El mercader saltó por encima del tenderete y trató de huir entre Aggo y Rakharo. Quaro echó mano del
arakh
que no llevaba cuando el hombrecillo rubio lo empujó para pasar. Corrió por el pasillo entre tiendas. Dany oyó el restallar del látigo de Jhogo y vio cómo la serpiente de cuero se enroscaba en la pierna del comerciante, que cayó de bruces.

Una docena de guardias de la caravana corrieron hacia ellos. Al frente iba su jefe, el capitán mercante Byan Votyris, un menudo norvoshi con piel como el cuero viejo y bigotes azulados que le llegaban hasta las orejas. Pareció entender qué pasaba sin que nadie dijera ni palabra.

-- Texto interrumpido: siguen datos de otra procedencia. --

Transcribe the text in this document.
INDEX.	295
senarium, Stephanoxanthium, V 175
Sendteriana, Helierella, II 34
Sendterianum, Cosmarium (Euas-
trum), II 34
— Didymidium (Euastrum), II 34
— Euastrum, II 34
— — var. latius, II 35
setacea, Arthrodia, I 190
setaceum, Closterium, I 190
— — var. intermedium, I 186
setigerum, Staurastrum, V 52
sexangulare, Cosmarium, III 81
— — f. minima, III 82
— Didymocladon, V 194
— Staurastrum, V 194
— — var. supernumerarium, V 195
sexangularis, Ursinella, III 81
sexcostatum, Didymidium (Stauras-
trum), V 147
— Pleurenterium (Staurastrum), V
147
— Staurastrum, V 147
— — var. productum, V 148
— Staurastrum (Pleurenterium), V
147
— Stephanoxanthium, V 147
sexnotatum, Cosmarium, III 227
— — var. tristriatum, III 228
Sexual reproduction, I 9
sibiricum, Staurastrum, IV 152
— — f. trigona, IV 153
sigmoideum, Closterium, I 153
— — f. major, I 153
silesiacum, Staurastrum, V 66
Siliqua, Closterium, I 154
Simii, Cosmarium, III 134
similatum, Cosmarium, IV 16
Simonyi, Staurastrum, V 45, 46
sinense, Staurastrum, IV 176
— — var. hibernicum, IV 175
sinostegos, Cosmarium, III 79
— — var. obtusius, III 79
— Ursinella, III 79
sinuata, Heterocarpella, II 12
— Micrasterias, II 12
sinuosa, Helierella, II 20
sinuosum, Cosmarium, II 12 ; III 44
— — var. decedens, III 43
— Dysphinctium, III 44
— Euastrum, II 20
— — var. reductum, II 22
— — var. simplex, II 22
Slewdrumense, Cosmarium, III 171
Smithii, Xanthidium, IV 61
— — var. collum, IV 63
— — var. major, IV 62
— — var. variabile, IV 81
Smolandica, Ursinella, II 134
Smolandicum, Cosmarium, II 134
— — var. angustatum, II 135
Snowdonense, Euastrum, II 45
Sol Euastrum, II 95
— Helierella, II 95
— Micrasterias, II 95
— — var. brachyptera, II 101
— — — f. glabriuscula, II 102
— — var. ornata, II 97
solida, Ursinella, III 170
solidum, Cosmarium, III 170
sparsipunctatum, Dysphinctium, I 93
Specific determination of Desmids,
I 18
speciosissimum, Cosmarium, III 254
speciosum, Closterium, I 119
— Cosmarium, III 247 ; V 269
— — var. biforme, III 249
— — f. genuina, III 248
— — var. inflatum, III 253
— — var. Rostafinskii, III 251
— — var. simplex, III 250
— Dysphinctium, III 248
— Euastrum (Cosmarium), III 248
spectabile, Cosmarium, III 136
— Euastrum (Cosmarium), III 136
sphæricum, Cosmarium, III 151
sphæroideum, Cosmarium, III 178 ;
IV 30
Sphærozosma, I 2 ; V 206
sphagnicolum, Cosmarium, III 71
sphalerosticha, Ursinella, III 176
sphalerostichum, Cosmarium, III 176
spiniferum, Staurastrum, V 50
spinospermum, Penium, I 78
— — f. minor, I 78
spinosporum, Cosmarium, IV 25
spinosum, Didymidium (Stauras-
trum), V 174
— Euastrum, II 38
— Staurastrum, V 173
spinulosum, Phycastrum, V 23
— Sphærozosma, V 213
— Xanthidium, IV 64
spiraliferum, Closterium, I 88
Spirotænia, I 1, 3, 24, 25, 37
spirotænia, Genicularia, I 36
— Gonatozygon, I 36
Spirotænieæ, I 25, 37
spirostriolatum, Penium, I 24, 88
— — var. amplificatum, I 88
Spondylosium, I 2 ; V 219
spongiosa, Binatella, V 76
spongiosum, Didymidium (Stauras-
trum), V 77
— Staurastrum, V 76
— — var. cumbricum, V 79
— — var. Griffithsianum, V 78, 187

—Llevaos a éste para que el
khal
disponga de él —ordenó, señalando al hombre caído. Dos de los guardias pusieron al hombre en pie—. Sus bienes son vuestros, princesa —siguió el capitán mercante—. Es poca compensación, ya que ha sido uno de mis hombres quien ha intentado semejante cosa.

Doreah y Jhiqui ayudaron a Dany a ponerse en pie. El vino envenenado se seguía derramando en la tierra.

—¿Cómo lo supisteis? —preguntó, temblorosa, a Ser Jorah—. ¿Cómo?

—No lo supe hasta que ese hombre se negó a beber,
khaleesi
. Pero, tras leer la carta del magíster Illyrio, me temía algo. —Los ojos oscuros escudriñaron los rostros de los desconocidos que los rodeaban en el mercado—. Vámonos. Es mejor no hablar aquí.